Uzun araştırmalar ve çalışmalar sonunda Sayın Mahmut Ülküer Abi’nin hazırladığı ve belediyece bastırılan geniş hacimli iki ciltlik eserleri temin ettim. Gerçekten büyük bir vukufiyetle hazırlanıp bastırılan bu eser gelecek nesillere aktarılacak cinsten bir eserdir. Hazırlayanlar tebrik ve takdiri hak ediyor.
Afyon Kalesinin hıdırlığa bakan eteklerindeki Ermeni Kilisesi, Yine kalenin kuzey tarafındaki bugünkü Olucak Sağlık Ocağının yerinde bulunan medrese kalıntıları, üç katlı eski hükümet binası, Yanan Alibey Konağı, eski hal binası, yoğurt pazarı v.b. kaybolan yapıları büyük bir ibretle izleme imkanı bulduk.
Burada eski hükümet binası kaybolan yapılar arasında zikredilmektedir. Halbuki o binanın hemen arkasına tasarım ödüllü hükümet binaları da yapılmıştı. Bugünkü kent meydanının olduğu yerde faaliyet gösteren o hükümet binaları da kaybolan yapılar arasındadır. Geleceğe dönük uygun planlamalar yapılmayınca yap – boz misali bu binalar 20 yıl bile hizmet etmeden yıkılmıştır. Keza 1960’larda yapılan Emek İşhanı ve hizmet binaları da kaybolan yapılar arasındaki yerini almıştır.
Bizim neslin çocukluk yıllarında Afyon Lisesinin hemen alt köşesinde bir bina vardı. O bina halen ayaktadır. Ondan sonraki kısımlar tamamen boştu. 1960’lı yıllarda yapılan Marulcu Camii adını çevresindeki marul bahçelerinden alırdı. Yüksekçe binalar fazlaca olmadığından parktaki heykelin oradan bakılınca TMO’nun silosu, şimdiki diş hastanesinin bulunduğu Devlet Hastanesi, Çimento Fabrikası, Langarlar (Askeri Fabrika) binaları uzakta görülebilirdi.

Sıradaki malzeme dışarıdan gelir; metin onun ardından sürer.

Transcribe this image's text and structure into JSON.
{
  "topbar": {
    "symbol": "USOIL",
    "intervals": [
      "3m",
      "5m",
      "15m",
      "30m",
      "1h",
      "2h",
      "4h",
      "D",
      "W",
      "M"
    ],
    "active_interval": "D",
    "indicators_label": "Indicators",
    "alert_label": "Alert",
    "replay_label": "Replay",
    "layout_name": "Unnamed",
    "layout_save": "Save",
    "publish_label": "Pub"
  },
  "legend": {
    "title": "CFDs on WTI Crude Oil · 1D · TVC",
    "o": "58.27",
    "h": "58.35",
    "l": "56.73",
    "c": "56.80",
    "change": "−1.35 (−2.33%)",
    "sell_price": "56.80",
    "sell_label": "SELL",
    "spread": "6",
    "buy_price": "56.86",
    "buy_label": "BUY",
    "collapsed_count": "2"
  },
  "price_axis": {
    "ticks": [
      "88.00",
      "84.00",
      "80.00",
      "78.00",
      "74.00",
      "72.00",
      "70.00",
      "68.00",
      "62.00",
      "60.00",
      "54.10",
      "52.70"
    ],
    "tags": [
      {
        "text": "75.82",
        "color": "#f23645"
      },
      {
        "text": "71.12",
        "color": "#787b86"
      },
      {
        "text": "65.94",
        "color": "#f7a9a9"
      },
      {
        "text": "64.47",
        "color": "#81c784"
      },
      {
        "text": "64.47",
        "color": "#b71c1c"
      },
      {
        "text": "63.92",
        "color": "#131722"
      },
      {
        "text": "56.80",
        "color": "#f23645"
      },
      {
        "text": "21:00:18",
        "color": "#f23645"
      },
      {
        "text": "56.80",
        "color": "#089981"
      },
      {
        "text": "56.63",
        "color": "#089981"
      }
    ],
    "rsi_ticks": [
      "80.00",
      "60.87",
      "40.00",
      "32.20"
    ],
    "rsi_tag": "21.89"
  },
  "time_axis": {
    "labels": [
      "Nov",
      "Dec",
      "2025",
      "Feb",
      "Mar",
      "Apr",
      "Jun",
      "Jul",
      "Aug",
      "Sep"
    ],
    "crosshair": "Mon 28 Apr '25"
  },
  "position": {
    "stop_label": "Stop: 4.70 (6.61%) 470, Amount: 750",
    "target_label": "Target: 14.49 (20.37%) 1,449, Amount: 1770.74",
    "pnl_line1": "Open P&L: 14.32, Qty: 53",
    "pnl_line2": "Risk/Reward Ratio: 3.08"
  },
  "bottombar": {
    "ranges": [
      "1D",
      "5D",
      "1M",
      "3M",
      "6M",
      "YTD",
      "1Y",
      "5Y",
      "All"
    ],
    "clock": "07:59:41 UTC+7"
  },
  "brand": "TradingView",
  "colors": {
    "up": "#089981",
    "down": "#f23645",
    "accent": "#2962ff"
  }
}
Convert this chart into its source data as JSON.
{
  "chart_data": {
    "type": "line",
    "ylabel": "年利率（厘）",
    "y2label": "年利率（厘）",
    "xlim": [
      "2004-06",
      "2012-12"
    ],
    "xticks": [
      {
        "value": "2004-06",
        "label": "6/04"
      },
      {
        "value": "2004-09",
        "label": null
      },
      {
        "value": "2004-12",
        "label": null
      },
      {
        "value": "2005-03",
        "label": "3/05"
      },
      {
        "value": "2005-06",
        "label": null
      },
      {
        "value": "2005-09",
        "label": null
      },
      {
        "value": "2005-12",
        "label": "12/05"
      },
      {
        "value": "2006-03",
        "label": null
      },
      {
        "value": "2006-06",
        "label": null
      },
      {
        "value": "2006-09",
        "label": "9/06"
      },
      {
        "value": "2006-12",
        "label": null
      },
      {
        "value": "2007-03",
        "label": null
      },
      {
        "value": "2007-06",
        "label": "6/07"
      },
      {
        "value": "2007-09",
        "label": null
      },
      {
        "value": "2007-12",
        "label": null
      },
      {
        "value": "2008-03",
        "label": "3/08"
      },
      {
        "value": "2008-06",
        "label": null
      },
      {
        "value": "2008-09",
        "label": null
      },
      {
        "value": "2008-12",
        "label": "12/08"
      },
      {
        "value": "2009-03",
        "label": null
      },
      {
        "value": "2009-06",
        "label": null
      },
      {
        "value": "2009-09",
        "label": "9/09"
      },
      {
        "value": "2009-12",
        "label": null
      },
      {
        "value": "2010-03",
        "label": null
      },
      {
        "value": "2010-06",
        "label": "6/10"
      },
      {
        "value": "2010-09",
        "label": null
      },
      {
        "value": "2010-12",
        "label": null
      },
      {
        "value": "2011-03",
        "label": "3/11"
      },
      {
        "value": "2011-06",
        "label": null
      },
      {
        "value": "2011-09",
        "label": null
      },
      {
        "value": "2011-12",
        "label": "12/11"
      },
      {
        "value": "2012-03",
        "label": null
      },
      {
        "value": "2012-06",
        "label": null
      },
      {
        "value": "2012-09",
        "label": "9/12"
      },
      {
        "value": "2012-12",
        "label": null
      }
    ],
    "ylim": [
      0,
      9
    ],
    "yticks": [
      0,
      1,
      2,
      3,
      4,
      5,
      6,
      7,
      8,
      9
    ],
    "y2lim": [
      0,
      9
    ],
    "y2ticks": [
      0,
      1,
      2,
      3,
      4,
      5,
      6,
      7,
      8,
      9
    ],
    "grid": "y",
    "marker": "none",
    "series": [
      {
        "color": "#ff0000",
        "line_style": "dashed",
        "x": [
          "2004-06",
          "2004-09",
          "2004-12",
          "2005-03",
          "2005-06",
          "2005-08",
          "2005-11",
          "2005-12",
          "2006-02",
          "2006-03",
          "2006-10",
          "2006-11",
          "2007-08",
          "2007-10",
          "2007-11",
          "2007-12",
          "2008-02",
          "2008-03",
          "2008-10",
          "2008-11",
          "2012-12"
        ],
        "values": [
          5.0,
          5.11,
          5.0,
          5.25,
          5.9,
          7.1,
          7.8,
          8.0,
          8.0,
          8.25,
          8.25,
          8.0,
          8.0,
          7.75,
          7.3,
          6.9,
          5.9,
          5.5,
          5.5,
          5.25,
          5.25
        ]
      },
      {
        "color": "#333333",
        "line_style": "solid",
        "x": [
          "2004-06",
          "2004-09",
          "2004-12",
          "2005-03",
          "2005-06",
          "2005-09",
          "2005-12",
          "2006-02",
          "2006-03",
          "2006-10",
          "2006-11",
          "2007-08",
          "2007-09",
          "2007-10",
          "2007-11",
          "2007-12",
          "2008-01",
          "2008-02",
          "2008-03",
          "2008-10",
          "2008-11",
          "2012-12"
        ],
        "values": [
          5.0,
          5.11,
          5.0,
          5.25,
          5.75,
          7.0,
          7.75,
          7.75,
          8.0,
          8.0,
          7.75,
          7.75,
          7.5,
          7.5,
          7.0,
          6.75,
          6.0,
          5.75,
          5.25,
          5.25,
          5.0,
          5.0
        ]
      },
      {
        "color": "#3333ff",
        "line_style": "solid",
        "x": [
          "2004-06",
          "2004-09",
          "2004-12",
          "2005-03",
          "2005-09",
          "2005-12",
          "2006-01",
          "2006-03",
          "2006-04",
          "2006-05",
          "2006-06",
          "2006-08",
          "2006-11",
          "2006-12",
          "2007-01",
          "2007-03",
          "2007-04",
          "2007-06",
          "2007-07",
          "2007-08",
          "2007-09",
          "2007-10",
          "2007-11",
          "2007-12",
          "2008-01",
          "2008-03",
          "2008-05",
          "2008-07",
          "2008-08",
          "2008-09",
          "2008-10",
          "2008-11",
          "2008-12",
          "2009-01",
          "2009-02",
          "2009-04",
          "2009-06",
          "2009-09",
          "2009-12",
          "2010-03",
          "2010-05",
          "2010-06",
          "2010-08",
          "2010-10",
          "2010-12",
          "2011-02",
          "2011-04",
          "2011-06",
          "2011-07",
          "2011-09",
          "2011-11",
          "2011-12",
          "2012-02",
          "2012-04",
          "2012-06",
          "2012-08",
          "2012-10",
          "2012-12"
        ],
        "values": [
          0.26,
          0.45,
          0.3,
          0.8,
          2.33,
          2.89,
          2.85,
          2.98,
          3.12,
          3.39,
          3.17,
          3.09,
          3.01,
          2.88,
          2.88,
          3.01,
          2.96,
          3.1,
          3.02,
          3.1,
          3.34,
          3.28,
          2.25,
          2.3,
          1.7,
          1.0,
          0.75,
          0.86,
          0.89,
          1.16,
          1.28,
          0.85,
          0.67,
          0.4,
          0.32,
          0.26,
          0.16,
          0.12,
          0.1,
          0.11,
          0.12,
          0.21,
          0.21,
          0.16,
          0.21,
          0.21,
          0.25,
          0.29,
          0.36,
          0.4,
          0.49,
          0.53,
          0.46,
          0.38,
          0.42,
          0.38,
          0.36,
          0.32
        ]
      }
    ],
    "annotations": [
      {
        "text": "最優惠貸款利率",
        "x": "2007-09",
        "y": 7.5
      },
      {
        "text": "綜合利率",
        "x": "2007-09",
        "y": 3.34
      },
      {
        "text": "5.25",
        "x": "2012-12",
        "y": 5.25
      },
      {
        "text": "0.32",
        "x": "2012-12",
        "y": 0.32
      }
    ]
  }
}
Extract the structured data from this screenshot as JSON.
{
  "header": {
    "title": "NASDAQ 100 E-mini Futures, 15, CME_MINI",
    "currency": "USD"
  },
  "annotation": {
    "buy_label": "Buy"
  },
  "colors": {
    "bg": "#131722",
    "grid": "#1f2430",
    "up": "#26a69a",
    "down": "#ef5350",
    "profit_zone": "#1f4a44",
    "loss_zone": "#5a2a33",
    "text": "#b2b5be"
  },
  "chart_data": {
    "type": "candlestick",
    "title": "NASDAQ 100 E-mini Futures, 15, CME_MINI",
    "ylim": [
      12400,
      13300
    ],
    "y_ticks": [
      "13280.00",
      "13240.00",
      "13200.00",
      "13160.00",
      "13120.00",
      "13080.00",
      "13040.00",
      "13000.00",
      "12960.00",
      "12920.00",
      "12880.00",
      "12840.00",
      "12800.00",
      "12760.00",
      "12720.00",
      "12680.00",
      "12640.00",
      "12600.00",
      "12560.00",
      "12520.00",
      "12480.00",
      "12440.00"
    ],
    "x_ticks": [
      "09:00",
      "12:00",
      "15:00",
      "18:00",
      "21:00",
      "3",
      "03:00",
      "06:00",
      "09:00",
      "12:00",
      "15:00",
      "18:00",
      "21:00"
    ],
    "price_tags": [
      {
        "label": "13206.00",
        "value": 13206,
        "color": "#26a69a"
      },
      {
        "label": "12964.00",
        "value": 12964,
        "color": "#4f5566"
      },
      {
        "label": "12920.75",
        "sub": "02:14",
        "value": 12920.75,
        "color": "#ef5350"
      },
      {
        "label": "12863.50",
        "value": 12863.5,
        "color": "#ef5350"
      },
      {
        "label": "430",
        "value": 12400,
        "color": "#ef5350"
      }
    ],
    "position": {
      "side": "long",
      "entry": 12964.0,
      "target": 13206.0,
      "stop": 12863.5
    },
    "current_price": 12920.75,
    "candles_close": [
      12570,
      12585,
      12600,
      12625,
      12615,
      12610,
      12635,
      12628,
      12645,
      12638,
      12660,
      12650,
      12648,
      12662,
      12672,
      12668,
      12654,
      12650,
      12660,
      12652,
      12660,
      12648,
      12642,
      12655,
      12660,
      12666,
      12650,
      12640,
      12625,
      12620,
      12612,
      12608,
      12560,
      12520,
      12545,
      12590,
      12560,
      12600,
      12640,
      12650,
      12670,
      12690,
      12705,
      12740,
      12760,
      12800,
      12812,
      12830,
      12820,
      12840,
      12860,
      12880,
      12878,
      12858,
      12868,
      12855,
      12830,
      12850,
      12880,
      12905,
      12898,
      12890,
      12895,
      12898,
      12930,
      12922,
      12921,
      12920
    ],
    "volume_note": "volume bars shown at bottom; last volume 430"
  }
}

Şehir, Afyon Kalesi, Hıdırlık etekleri, Mısri Cami civarlarında yerleşmiş bir durumdaydı. Ataköy semti yoktu orada Deper Köyü vardı. Nazmi Saatçi, Harb-İş, Mareşal Fevzi Çakmak, Ali İhsan Paşa, Karşıyaka, Sahipata, Yenice, Uydukentteki semtler bile yoktu. Eşrefpaşa, Gümüşkent gibi semtler dahi olmadığından şehir içi minibüs hatları da yoktu. Sanayi dediğimiz şimdiki Park Afyon’un arkasındaki binalar da yeni yapılıyordu. Afyon’un merkez nüfusu 38.000, Uşak’ın nüfusu da 25.000 idi. Şehrimizin ticaret merkezi Uzun Çarşı, Saraçlar Çarşısı ve de Yonca Altı Camiinin etrafındaki buğday pazarı civarıydı. Bedesten de sayılabilir.
İnsanlarımız, Şafak Sineması, Atlas Sineması, Orduevi Sineması, İnci Sineması (ki bu sinemanın yeri ayakta olup, Halk Eğitim Merkezi, RAM olarak hizmet vermiştir.) daha sonra Emek Sinemasında vakit öldürürlerdi. Neden vakit öldürürlerdi derken Milli Kültürden habersiz Türk ve Yabancı filmler cazipçe gösterilirdi.
Kaybolan sinemalar arasında bu sinemaların yıkıldığı, yok olduğu yapıları da saymak gerekir. Şehir planlamaları 50 – 100 yıl sonrasını kapsayacak şekilde yapılmalıdır. Ancak insanımız ve geleceğimizin planlamaları yapılırken daha da dikkatli olmamız gerektiği unutulmamalıdır. Milli kültürü önemsemiş nesiller, medeniyet kurarlar. Kaybolan yapılar Paşa Cami gibi yeniden yapılabilir ama yıkılan kültürümüzün yeniden inşaatı daha zordur.